Monday, June 17, 2013

Menu Plan Monday

We had a wonderful Father's Day weekend, spending it with our oldest son and the three youngest grandchildren.  John heard from all the kids and from all the rest of the grandchildren as well, so he was doubly blessed this Father's Day.  I am forever amused by the noise level in my two older children's homes.  Barking, screeching, yelling, crying, stomping feet, whimpers and whines, all over the chatter of adults and the noise of the television.  It's wild both in person and when experienced over the phone!  I always end up chuckling to myself.  It's a madhouse and I am deeply thankful to hear it but just as grateful for my quiet home.



Back to reality.  Meals this weekend were had away from home, but the kitchen here was back in business by midday today.  I don't mind cooking, but not so keen on it after a five hour drive!  Fortunately I had some homemade things that made a nice meal when put together.

Stuffed Bell Peppers, Coleslaw, Corn on the Cob, Corn Muffins
I was looking at Lena's blog  and came across her post about stuffed peppers.  John, who seldom pays any attention to what I'm looking at on the computer, glanced over and said, "I really like those...Why don't we have those?"  Well, as it happened I was in Aldi last week looking at the green peppers and thought "Oh I have blanced halves in the freezer, I should make stuffed peppers this week."  So great minds, right?  This was an encore presentation of leftovers I served him Friday.

Turkey Divan,  Salad with Strawberries and Candied Walnuts, Crescent Rolls
A couple of weeks ago when I cooked the turkey, I cooked some broccoli that we hadn't eaten and put in the bottom of a casserole dish, layered sliced turkey breast over the top and put the dish in the freezer.  I'll make my cheese sauce topping  for the dish and let it heat while I bake the homemade crescent rolls (and possibly a loaf of Challah, too.

I often use fruits and berries in our salads, just as a change from the usual.  I have plenty of strawberries on hand right now and will put some in the freezer for smoothies or strawberry lemonade but in the meantime they are super good in a salad.  I like a light fruity vinagrette dressing for summer berry salads.

My Day Out
John likes these summer days with me out of the house.  He gets to eat sandwiches for both meals which suits him greatly.

Cheese Omelet, Asparagus, Hash browns, Ruby Biscuits
I'm going to try to provide a meatless meal at least twice a week.  I'd like to do a cheese souffle, but I'll need to see how my day is going first and read over my old Tried and True Recipe.  I'd prefer to half it since the old recipe makes enough for six or eight (can't remember!).  However, if I'm lacking in ambition, a Cheese Omelet will do just fine.  We found Asparagus at Aldi and I can roast them quickly in the oven while the biscuits bake.  The biscuits are just dimpled with a bit of strawberry jelly in the dimple.  Not a big deal but looks fancy.

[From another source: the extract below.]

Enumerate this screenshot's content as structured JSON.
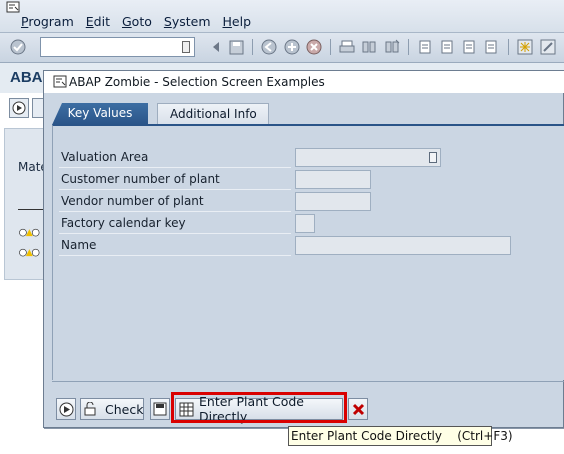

I won't 'dimple' the whole batch of biscuits and I'll be sure to sugar the tops of at least two of them and bake for dessert over the weekend.

Leftover Divan tossed with Spaghetti, Green Salad, Homemade Bread
I know we'll have leftovers of this dish and I'm determined that nothing goes to waste these days.  I've got leftover spaghetti in the freezer that I'll thaw and heat.  I'll toss the leftover Divan with the pasta, adding a bit extra cheese sauce, if needed, to keep it moist.

 Cold Cuts, Potato Salad, Grape Tomatoes, Homemade bread, Fresh Peaches, Vanilla Ice cream
 An easy prepared Shabat meal.  I have turkey ham and smoked turkey breast in the freezer so we'll have our variety.  I'll probably cut some Swiss cheese slices into halves and roll, cut sticks of cheddar, too.  Just to 'fancy up' the meal for Shabat.

Sirloin Tip Roast, Roasted Garlic Mashed Potatoes, Creamed Fresh Peas, Strawberry Shortcakes
The roast will slice nicely, so I serve just a few pieces for our meal.  This meal won't have the heaviness that pot roast can have.  The peas are also from Aldi.  I really stocked up on the fresh produce this past week and have put in the freezer all that I could to preserve the flavors.  A friend of ours used to serve creamed peas to her family and they raved over them every time they came to table.  She used canned peas, but Granny told me Big Mama used to do the same with fresh ones.  I thought I'd try it myself.  I'll thaw frozen strawberry slices and sweeten them, split sugar topped biscuits (I'll make them mid-week and freeze to  keep them fresh too) and the fill with whipped cream. 

2 comments:

a8383 said...

Did everybody in the South have a Big Mama? Heehee! Angela

Deanna said...

How do you make the creamed peas? I don't have any fresh ones at the moment but I buy 5# bags of bulk organic peas from Azure Standard co-op so I always have some on hand for a quick veggie.